Presidential Campaign Thoughts

March 4, 2016

Well, well, well! Or my, oh, my!!! (Think Stan Laurel, speaking to Oliver Hardy: “Well, here’s another mess you’ve gotten me into.”) Apologies in advance, for I know this is a “family” blog, but What the Fuck! I mean, we’re the fucking US of A, and it’s tumbling down all around us.

The Democratic Party nominating contest involves a serious debate about, more than anything, how we get from here to there. Senator Bernie Sanders wants to get there yesterday; former Secretary of State Hillary Clinton has a “go it a little bit slower” approach. (Truth be told, Secretary Clinton is a very conservative person, if labels meant anything today, and for that matter so is President Barack Obama.)

Alas, on the D side issues and approaches may not really matter. The plain fact is that Bill and Hill are the modern D Party. Without Bill aka Bubba there is no President Barack Obama, there was no 1990s miracle, and we’d be much worse off than we are now. So, and with respect for the Bern and his movement, I think Secretary Clinton will be the Democratic Party nominee, and it will be evident that it was always going to be that way.

Do I worry about something awful happening with Secretary Clinton? I’d like to say no, but that’s not an honest answer. But I’m also dead on, balls accurate certain that she—or Senator Sanders, if the unexpected occurs—will be the only adult on my ballot on November 8. (By the way, I wrote this piece, mostly, before Thursday’s Detroit “My Dick is Big Enough” Republican debate.)

I read a terrific piece by Robert Kagan in the Washington Post, published on February 25. Title? Trump is the GOP’s Frankenstein Monster. Now He’s Strong Enough to Destroy the Party. Takeaway paragraph?

So what to do now? The Republicans’ creation will soon be let loose on the land, leaving to others the job the party failed to carry out. For this former Republican, and perhaps for others, the only choice will be to vote for Hillary Clinton. The party cannot be saved, but the country still can be.

Now, Robert Kagan is a really smart guy. He has degrees from Yale, Harvard, and American University. So what he says and does should matter. Right?

Wrong! Those degrees, front and center exemplify the issue I think the Republican Party faces: You have a well-educated group of elitists who are leading a party dominated by uneducated people whose lot in life is poor and not getting better.

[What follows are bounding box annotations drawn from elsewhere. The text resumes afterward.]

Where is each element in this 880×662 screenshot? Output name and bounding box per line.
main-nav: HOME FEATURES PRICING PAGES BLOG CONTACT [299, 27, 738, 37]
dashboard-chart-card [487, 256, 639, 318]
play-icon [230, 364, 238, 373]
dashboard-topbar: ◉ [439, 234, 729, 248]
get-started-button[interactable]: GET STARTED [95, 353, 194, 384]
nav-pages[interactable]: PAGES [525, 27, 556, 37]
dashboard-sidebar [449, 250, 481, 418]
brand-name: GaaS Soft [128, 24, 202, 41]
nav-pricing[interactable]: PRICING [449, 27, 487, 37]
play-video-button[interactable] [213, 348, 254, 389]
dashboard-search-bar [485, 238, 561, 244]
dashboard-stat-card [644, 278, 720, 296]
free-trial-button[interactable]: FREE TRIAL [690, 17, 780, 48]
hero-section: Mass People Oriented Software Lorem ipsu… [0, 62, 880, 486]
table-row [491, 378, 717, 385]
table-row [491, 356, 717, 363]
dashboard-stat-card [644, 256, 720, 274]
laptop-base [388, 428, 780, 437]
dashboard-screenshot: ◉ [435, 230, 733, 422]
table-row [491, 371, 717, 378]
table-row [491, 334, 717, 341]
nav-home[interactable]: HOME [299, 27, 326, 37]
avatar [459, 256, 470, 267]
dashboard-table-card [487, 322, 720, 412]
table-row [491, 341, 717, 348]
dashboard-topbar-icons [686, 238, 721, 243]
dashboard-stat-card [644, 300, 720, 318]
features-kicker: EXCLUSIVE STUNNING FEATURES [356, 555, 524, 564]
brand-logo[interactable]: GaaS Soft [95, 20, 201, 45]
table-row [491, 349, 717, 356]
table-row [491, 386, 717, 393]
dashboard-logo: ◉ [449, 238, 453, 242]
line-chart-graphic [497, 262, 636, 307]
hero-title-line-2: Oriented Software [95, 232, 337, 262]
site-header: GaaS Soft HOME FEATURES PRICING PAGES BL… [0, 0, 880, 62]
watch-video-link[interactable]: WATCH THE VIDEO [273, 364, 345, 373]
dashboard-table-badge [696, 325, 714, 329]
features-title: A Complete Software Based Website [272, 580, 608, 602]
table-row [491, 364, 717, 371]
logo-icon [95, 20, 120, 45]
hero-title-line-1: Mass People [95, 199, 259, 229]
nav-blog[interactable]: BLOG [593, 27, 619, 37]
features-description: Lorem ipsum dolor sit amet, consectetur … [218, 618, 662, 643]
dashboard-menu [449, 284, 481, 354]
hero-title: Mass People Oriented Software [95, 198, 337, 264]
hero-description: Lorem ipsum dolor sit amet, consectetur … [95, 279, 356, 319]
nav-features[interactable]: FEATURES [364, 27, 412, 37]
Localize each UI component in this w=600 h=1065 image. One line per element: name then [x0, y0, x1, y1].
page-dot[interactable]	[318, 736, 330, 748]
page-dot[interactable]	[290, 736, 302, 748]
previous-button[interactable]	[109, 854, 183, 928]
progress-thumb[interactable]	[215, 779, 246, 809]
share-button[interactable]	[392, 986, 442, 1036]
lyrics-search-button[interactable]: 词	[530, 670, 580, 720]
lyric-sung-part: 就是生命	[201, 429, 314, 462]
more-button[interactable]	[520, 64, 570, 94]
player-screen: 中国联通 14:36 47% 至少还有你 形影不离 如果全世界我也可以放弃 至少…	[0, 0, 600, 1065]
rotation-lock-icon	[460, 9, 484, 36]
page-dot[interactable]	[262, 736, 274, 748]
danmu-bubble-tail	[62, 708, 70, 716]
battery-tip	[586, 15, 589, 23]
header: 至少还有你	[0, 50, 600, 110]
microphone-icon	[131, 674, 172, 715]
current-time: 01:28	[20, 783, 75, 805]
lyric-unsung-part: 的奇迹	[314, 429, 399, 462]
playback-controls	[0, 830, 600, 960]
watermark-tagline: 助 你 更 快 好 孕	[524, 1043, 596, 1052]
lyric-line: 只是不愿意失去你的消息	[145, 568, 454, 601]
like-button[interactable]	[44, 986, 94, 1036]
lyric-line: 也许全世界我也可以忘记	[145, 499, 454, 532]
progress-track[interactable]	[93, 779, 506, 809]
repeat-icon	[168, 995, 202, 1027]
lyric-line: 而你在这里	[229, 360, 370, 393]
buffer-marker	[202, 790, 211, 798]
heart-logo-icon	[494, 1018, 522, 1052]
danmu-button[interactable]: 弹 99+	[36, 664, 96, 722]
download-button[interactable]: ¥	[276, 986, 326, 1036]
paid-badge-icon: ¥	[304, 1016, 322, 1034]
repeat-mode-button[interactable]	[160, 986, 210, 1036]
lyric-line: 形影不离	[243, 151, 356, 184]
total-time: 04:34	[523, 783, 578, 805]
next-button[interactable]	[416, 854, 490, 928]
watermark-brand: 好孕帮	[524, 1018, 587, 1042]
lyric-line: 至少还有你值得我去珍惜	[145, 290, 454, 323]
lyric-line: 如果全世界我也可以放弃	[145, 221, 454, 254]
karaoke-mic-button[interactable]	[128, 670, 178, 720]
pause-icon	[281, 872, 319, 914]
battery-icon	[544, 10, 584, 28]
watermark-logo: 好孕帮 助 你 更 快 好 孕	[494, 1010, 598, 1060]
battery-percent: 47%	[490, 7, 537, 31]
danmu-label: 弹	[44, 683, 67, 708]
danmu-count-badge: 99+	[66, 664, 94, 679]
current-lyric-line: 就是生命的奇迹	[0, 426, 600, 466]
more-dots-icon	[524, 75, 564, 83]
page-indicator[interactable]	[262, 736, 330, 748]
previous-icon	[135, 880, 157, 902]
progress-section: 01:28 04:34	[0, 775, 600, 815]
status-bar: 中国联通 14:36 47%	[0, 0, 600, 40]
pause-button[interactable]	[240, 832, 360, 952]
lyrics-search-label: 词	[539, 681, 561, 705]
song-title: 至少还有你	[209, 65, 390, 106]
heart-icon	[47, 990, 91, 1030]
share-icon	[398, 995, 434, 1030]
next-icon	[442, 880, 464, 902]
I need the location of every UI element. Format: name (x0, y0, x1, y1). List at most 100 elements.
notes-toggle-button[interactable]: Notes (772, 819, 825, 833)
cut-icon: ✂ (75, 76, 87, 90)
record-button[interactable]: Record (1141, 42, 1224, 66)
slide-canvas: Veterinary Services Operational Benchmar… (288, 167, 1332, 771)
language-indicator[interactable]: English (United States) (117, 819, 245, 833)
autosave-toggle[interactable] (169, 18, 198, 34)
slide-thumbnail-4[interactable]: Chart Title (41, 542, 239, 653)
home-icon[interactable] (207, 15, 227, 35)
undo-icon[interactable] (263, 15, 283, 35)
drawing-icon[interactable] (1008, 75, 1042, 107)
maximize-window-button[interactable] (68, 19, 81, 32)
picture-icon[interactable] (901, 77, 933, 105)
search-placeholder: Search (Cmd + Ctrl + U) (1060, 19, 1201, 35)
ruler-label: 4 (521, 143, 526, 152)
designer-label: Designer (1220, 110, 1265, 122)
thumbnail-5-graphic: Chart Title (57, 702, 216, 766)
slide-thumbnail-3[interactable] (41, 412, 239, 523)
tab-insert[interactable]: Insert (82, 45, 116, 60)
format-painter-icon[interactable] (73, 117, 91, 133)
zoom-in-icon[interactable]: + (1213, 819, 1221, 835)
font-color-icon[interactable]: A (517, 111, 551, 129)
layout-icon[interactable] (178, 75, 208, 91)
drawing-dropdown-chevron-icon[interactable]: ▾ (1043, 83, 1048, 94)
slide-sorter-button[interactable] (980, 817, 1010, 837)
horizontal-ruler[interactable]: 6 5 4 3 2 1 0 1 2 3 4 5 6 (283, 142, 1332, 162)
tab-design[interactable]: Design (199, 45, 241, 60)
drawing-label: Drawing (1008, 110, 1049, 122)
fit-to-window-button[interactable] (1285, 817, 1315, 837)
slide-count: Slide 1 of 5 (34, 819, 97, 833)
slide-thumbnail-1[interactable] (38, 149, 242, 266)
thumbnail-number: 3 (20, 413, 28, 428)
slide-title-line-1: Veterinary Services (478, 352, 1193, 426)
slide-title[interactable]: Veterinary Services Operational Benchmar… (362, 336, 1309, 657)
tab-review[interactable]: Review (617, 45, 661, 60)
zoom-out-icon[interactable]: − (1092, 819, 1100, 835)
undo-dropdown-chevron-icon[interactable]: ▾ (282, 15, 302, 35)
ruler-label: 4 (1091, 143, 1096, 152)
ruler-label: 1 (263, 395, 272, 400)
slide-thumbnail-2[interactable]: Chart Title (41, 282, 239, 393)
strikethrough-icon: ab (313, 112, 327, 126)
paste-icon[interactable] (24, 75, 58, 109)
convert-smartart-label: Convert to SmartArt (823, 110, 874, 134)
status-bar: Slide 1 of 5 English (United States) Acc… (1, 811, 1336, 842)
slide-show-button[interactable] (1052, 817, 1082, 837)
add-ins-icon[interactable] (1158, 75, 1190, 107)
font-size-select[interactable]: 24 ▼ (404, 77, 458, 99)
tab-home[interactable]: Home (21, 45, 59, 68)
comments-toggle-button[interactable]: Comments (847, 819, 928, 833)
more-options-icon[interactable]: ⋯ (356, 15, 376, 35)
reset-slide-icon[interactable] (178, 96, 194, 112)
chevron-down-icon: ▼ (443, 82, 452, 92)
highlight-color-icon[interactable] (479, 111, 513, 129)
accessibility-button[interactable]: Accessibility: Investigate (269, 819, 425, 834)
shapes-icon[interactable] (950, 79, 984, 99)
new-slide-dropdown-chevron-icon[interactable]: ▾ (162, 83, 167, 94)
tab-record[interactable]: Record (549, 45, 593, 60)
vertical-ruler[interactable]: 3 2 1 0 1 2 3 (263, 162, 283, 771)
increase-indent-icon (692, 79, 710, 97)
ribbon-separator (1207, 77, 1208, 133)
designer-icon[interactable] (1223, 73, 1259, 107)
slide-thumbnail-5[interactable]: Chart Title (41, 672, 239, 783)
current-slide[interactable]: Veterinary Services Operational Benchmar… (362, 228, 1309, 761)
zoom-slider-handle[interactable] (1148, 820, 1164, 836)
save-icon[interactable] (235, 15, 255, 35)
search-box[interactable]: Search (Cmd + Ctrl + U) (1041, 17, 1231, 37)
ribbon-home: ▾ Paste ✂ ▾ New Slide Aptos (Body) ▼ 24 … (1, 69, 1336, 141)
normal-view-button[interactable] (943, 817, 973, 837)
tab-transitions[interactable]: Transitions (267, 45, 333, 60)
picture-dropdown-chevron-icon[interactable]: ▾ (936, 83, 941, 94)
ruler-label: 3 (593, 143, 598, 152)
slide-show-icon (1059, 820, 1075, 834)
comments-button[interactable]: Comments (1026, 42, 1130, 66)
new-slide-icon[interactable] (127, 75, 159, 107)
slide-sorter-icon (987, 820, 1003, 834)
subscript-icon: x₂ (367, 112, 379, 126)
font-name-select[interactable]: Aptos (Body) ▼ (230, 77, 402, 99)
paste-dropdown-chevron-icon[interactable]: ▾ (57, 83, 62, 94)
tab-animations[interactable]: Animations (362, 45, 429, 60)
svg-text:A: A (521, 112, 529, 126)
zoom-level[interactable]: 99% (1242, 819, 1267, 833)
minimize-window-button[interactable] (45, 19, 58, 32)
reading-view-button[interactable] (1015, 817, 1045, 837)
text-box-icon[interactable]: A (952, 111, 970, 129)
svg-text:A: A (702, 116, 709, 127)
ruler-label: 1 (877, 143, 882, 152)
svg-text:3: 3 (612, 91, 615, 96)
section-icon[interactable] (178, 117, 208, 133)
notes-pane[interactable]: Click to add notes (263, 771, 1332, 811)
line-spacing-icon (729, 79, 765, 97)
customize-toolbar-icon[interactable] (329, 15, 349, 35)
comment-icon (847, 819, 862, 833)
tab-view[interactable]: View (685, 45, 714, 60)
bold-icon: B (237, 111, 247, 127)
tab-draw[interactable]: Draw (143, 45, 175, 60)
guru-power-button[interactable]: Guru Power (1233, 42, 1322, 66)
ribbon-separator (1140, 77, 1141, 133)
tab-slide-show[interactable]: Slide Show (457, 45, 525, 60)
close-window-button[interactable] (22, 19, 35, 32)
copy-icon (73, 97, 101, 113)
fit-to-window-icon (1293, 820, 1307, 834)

The remaining R candidates have degrees from Princeton and Harvard (Senator Ted Cruz), The Ohio State University (Governor John Kasich), University of Florida and the University of Miami (Senator Marco Rubio), and the Wharton School at the University of Pennsylvania (Donald Trump). And what are they doing? Pandering! The best of the lot—Governor Kasich—sells voodoo economics, and it goes down, down, down from there.

Of course, Mr. Trump’s vulgarity—and Senator Rubio’s recent attempts to match up against the Donald—captivates and repulses many. But the candidates are all selling the same sorry set of “they don’t balance” economic answers, coupled with a sad brand of machismo. (Read Clash of Republican Con Artists by Paul Krugman in the March 4 issue of the New York Times for a more complete analysis.) So the choice really amounts to horrible v. embarrassingly horrible.

Mr. Trump has a seeming lock on these uneducated voters. The same crappy policies he peddles have not, however, drawn many voters to his opponents. They did not sell, either, when Mitt Romney and John McCain offered them up, and they both ran against a most improbable man for the times.

Conclusion? Bad policies won’t sell, unless they’re wrapped up in the skankiest package. So we’ll know, in about eight months, whether skank sells.